The Matrix boasts two vital secrets turned plot devices: The first one frames the Wachowski’s imagined world, mainly that life as we know it is a computer program from which only a chosen few may break free by freeing their minds (whatever that means.) The second is a trick played on the film’s hero by an all-knowing Oracle. The film’s story arc and the possibility of a Matrix sequel depend entirely on whether or not Neo is the One (whatever that means.) The Oracle tells him that he’s not, which somehow takes off the burden of “oneness”, enabling Neo to prove the prophecy and fulfill his potential.
A similar technique is practiced by soldiers who, facing battle, mentally count themselves as already dead. The idea is that as the pressure of survival is lifted, the possibilities of bravery increase. False information perpetuates the self-fulfilled prophecy of Neo’s becoming the One.
The appeal of Inception, as well as the long line of sci-fi fantasy stories stretching from Alice’s Adventures in Wonderland to The Matrix, is to make us believe that reality is as pliable as a bit of newsprint cast upon silly putty, stretched and bent into an elongated version: “There is no spoon,” and so forth.
And yet, if these three examples of sci-fi Millenial fairy tales tell us anything, it’s the importance of conventional knowledge even in undone worlds. As reality gone sideways plays out within the interests of genre, information becomes the true lynchpin of all three story arcs. As the missing pieces of the genre puzzle emerge and unknown facts become the Story’s driving force, these films become more ordinary against their mind-blowing backdrop and more effective.
Good fantasy stories always provide inroads (and off-ramps) between our world and those imagined. While cinematic reality can be bent to the whims of the CGI wizards, entertainment is always measured in terms of what works and what doesn’t.
What Christopher Nolan seems to get that many other modern storytellers don’t is that a story is essentially a mental exercise in suspended disbelief. Never mind the pitfalls of discriminating between fiction and non-fiction, abstract representation in the story is the suspension of “the real” or “what happens to be the case” in lieu of a “supposing”. Even stories most connected to realism require the framing device of removed perspective, the volunteerism of directing one’s attention to certain aspects of reality, certain pieces of the whole. Realism doesn’t claim to represent reality but rather couches itself within the ethos of “you were not there; you would not know without my telling” so that the telling becomes a “supposing” of real events.

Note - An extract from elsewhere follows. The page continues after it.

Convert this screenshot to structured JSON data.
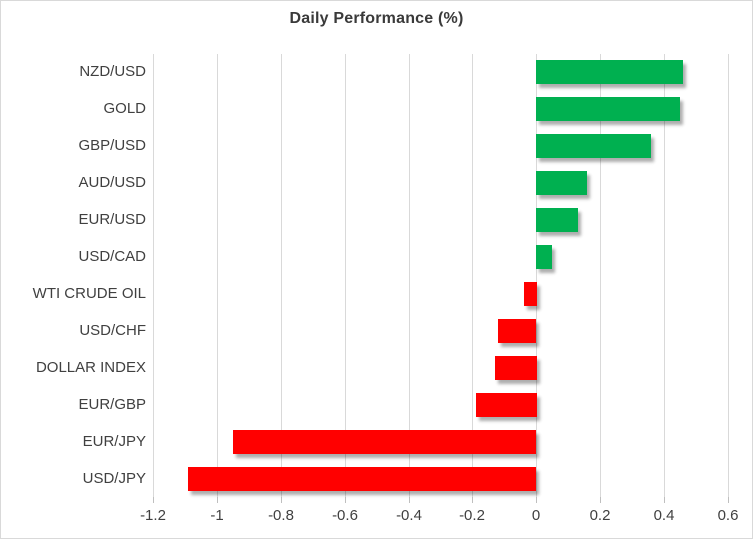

Still, while realism serves as the baseline of seeing outside of oneself into abstraction, fantasy extends this “supposing” to impossible things and not just “things that happen not to be the case”. The fantasy world runs alongside the abstract one, and the process of “supposing” inherent to understanding any story extends even further into genre. The fantasy exercise is extremely aesthetically rewarding, which no doubt speaks to why fairy tales are so popular; they are like that famous description of Casablanca’s Rick Blaine, “like most men [or stories] except moreso.”
Inception is a wonderfully dizzying example of the kind of story we work to understand that equally rewards our efforts in the currency of an imagined world.